Having listened to the radio as a result of having an older car that did not have a Bluetooth or AUX option, Ryan found value in it despite admitting that “commercial radio is terrible at this point.” In a time where we have unlimited access to music choices, that choice can be overwhelming. In Ryan’s view, radio can be an avenue to more focused listening, where hosts can curate music and allow people to explore new songs that they didn’t even know were out there, rather than listening to the same playlists over and over as we do on streaming services.
“I just kind of try to play a wide variety of jazz from everything that is very traditional, very well known, to something that’s very uncomfortable and dissonant because all of it should have some airtime. And I think eventually it would be great to get to a point where I could dedicate a whole program to one style or another. But for now, what I do is try to present a wide variety of interests within jazz.”
In the WRUW studio, which is plastered with all sorts of retro stickers and filled to the brim with new and old CDs and vinyls, Ryan beams with excitement as he shows me all the different aspects of his setup.
“I especially love bringing people down [to the studio] actually, because everyone’s amazed for the first 15 minutes. Then after that, they’re like, ‘Oh, wait, there’s nothing I can do or touch. This is kind of boring.’ But I like bringing people down.”
As he prepares for the night’s set, he pulls up all the requisite advertisements and promos that’ll go before he starts, along with the actual songs for the program. Starting with John Coltrane’s “Blue Train,” continuing with newer jazz such as Snarky Puppy’s “Portal,” returning to standards by Frank Sinatra and Tony Bennett and finally concluding with a series of Doris Long songs, Ryan is able to put together a diverse one-hour program. While most of his listeners, he admits, are not from CWRU but are primarily older Clevelanders, he doesn’t mind.

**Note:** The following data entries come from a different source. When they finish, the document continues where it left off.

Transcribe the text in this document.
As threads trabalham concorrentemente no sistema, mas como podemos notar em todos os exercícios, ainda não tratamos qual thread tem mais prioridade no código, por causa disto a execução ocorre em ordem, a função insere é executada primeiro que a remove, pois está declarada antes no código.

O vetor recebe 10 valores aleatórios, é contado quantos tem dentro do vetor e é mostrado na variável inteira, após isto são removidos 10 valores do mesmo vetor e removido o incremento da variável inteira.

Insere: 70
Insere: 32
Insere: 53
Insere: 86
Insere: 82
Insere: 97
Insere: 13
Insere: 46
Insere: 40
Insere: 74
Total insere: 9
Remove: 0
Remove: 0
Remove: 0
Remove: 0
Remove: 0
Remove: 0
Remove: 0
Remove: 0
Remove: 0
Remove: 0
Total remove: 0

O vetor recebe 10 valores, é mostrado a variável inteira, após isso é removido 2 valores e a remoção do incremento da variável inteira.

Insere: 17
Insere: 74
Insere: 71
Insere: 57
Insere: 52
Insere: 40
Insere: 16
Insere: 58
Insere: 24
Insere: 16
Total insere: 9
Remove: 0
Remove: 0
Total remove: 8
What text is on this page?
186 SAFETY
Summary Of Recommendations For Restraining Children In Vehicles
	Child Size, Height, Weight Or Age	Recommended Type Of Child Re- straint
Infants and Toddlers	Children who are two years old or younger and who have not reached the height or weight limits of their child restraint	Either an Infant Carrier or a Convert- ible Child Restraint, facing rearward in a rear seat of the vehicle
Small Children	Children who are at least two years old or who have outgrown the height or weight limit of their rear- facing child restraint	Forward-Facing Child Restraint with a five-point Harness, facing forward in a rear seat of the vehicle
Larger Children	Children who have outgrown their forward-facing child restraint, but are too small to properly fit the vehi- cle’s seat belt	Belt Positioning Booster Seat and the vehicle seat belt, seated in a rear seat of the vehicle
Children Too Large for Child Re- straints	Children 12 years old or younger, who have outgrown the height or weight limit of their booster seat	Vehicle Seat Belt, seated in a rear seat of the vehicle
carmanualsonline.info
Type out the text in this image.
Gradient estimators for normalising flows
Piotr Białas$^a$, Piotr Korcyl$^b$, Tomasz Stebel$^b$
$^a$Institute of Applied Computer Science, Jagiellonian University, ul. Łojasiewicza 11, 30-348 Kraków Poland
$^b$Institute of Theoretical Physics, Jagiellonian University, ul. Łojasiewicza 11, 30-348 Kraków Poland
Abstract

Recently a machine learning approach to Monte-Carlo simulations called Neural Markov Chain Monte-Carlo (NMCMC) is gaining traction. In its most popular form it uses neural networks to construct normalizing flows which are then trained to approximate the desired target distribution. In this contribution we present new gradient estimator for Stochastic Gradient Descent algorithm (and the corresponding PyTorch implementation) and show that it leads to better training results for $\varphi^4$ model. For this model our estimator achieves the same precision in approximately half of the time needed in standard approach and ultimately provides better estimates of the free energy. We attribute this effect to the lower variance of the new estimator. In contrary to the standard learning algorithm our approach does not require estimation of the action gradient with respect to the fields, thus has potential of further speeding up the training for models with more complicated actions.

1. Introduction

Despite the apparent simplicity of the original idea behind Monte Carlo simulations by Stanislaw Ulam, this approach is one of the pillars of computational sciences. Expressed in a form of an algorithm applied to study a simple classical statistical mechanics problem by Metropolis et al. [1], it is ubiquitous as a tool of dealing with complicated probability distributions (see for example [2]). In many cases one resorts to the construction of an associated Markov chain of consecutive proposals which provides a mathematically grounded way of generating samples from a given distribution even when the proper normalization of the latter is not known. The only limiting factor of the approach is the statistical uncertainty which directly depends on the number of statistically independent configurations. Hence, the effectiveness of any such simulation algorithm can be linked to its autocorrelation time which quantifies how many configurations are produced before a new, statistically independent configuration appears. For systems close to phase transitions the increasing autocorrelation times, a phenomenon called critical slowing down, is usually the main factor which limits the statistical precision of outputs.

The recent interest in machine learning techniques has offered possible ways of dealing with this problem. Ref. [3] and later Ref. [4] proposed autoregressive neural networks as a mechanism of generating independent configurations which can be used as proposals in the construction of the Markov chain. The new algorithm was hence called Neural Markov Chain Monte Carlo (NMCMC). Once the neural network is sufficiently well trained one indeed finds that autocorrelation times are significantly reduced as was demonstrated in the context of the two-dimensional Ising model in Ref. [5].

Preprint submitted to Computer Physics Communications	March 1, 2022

“We do a service for Cleveland that is constant, as in 24/7, 365, and really impacts a very large, broad range of the Cleveland population,” Ryan says. “[WRUW is] an institution that is not seeking money from the radio station. And it gives space for there to be experimental music, for music that is no longer played or is not yet played.
“As much as I’d like to do something noble, keeping something that’s very beautiful alive in some very small way, I don’t know how necessary that is. Because jazz has become a musician’s game; musicians love jazz, and they have maintained a community. It’ll probably always exist, the way that there will always be a classical music community. It just might seem declined, because it’s not as popular as it was in the ‘60s or earlier … It’ll probably always survive.”
As the promos begin to end and the time to start the set approaches, Ryan stands up from his chair, puts on his headphones, leans into the microphone and says, “Hello, and welcome back to Jazz Night on WRUW FM 91.1 Cleveland.” And just like that, the show begins.